There are some 600,000 registered Syrian refugees in Jordan, mostly living in urban areas. Four in five live in towns and cities rather than refugee camps, but they receive little international attention in comparison to places like Zaatari.

The situation for everyone, though, is increasingly dire. Refugees are not allowed to work, and many have exhausted their life savings after just a few months and are forced to turn to begging, stealing and prostitution just to get by.

Photo: Yousef Kawar

Elena Habersky, spokesperson for CRP, told i100.co.uk the couple were inspired to help because they realised how lucky they were to live a life of stability when Jordan's neighbouring countries have descended into chaos.

CRP connected the couple with some of the most vulnerable people in their care, and Basma and Mutaz happily extended an invitation to their special day.

Photo: Yousef Kawar

Around 250 guests of many different nationalities attended the couple's wedding in East Amman, including people from Syria, Iraq, Palestine, Sudan, Somalia and Yemen, as well as the couple's friends and family.

The wedding guests enjoyed traditional Jordanian food like mansaf, a lamb dish, and were entertained by Dabke dancers and musicians.
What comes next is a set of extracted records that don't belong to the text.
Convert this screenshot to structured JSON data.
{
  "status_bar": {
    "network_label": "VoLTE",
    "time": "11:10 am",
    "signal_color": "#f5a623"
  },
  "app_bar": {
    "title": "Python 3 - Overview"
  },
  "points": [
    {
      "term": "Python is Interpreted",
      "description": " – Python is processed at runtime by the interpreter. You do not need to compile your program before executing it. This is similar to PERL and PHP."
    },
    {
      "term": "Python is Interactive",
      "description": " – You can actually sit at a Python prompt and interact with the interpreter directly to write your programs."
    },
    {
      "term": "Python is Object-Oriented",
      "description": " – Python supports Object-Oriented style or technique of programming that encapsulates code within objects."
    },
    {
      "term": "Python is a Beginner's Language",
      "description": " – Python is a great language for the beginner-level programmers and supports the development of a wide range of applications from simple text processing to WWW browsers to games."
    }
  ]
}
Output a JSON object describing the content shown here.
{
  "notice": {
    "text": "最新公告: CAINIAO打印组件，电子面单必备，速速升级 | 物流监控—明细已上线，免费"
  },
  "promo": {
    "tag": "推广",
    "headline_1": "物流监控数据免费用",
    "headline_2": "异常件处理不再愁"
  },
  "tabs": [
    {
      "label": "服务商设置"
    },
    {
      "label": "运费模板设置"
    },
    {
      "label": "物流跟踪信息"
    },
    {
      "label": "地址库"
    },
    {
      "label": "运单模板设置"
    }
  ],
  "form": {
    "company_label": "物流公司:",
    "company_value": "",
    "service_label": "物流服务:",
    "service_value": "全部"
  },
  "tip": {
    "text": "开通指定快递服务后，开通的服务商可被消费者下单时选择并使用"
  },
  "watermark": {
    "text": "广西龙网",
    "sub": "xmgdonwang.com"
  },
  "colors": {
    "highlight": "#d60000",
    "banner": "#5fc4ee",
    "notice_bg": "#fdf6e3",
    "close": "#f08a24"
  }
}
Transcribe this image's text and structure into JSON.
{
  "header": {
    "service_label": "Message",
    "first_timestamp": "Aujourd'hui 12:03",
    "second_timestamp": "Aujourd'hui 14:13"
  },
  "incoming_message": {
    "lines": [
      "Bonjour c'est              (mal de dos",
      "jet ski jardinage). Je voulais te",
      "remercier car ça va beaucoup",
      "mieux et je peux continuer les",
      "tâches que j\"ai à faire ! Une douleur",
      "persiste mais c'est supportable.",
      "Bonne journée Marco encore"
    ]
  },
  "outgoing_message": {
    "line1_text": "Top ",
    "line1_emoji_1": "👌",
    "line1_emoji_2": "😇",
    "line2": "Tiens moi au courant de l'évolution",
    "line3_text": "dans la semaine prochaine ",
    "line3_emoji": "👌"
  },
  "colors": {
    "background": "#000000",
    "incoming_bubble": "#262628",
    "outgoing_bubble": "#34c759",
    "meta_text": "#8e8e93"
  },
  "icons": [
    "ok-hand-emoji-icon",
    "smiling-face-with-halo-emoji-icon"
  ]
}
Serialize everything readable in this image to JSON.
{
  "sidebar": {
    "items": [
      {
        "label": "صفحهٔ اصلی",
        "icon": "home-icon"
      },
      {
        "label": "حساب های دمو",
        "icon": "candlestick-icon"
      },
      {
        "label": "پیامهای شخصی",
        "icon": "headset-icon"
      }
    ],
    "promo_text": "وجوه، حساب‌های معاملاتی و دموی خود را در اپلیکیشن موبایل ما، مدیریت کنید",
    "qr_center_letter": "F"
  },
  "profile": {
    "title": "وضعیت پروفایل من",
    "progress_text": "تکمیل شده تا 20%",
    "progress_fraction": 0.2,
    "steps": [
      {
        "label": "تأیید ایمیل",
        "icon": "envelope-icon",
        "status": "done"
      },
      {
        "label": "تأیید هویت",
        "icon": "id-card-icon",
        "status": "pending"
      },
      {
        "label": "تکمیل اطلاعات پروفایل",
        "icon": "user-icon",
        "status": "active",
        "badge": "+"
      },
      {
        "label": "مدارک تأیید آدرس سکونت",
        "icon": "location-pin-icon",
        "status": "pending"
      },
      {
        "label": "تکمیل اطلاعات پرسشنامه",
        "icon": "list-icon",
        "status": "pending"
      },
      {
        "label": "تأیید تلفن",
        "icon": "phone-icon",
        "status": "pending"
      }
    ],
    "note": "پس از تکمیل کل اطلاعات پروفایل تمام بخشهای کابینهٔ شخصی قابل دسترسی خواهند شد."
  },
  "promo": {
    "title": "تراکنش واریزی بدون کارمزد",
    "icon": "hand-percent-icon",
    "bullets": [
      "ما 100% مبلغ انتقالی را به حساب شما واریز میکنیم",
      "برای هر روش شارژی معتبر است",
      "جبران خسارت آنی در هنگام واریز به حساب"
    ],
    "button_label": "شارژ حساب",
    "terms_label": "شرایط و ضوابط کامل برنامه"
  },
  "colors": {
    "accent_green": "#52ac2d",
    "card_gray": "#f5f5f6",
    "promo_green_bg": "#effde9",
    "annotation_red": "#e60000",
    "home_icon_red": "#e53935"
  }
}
According to Habersky, everyone joined in the singing and dancing.

Photo: Yousef Kawar

One guest from Iraq told i100.co.uk:

It was a bold move and it was a beautiful and creative idea. I wish this idea would spread to other people. Instead of spending money on a fancy hotel wedding, Mutaz and Basma gave something unforgettable to others. I bless them and their marriage.

Another Syrian attendee said:

The food was absolutely delicious and the atmosphere of music and traditional Middle Eastern dance brought everyone together, regardless of nationality.

It didn't matter if we were refugees or from different countries, we were all able to forget about our worries and join in the beautiful celebration. The people, especially the children, were very happy.

The newlyweds said that they also wanted to help by funding food vouchers for local refugees, which allow beneficiaries the dignity and autonomy of shopping for themselves.

Their gift is even more crucial since last month 230,000 refugees in Jordan had their food aid from the World Food Programme completely cut due to a lack of donations.

More than 80 per cent of Syrians in Jordan live below the poverty line, the UN says, and conditions are so bad that more than 100 people a day are now actually leaving the country to return to their war-zone homes.